Following the Italian premier’s most recent scandal involving a Moroccan teenage girl, the country’s parliament speaker has called on Silvio Berlusconi to step down

“He should… take the decision to hand in his resignation,” AFP quoted Gianfranco Fini, the speaker of the lower house, as saying on Sunday. On October 30, the prominent newspaper Corriere della Sera revealed the details of Berlusconi’s telephone conversation with a Milan police chief, in which he urged him to release the girl, who was detained for theft in May. The 17-year-old girl, known as Ruby, said she attended parties at Berlusconi’s home in Arcore.

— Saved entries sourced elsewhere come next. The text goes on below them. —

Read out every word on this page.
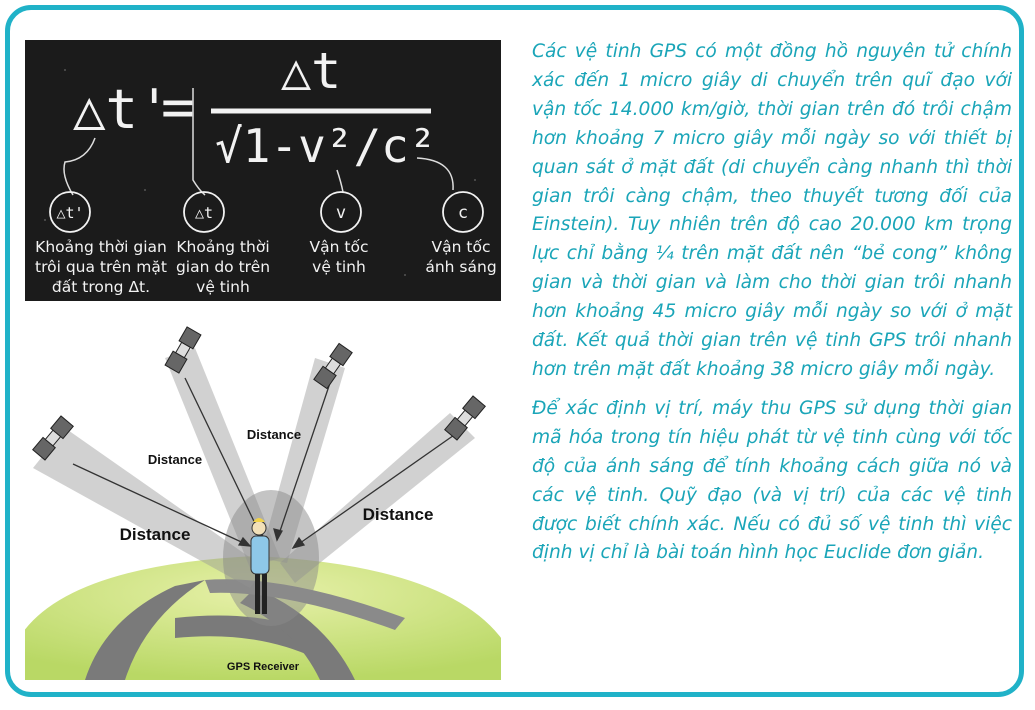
△t'
=
△t
√1-v²∕c²
△t'	△t	v	c
Khoảng thời gian
trôi qua trên mặt
đất trong Δt.
Khoảng thời
gian do trên
vệ tinh
Vận tốc
vệ tinh
Vận tốc
ánh sáng
Distance
Distance
Distance
Distance
GPS Receiver

Các vệ tinh GPS có một đồng hồ nguyên tử chính xác đến 1 micro giây di chuyển trên quĩ đạo với vận tốc 14.000 km/giờ, thời gian trên đó trôi chậm hơn khoảng 7 micro giây mỗi ngày so với thiết bị quan sát ở mặt đất (di chuyển càng nhanh thì thời gian trôi càng chậm, theo thuyết tương đối của Einstein). Tuy nhiên trên độ cao 20.000 km trọng lực chỉ bằng ¼ trên mặt đất nên “bẻ cong” không gian và thời gian và làm cho thời gian trôi nhanh hơn khoảng 45 micro giây mỗi ngày so với ở mặt đất. Kết quả thời gian trên vệ tinh GPS trôi nhanh hơn trên mặt đất khoảng 38 micro giây mỗi ngày.

Để xác định vị trí, máy thu GPS sử dụng thời gian mã hóa trong tín hiệu phát từ vệ tinh cùng với tốc độ của ánh sáng để tính khoảng cách giữa nó và các vệ tinh. Quỹ đạo (và vị trí) của các vệ tinh được biết chính xác. Nếu có đủ số vệ tinh thì việc định vị chỉ là bài toán hình học Euclide đơn giản.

The girl claims that she had been trying to break into modeling or television work at the time. She said she had a sexual encounter with Berlusconi at his villa when she was younger than 18. Prosecutors say that while they have opened a dossier on the claim that Berlusconi hired a juvenile for prostitution, he is not under official investigation. Last year, high-end escort Patrizia D’Addario claimed she had spent a night with the prime minister, but the conservative Italian leader said he has never paid anyone for sex.

The new scandal comes as Berlusconi’s popularity ratings have dropped below 40 percent, with his government’s austerity package, infighting, and corruption scandals eroding public support for the premier.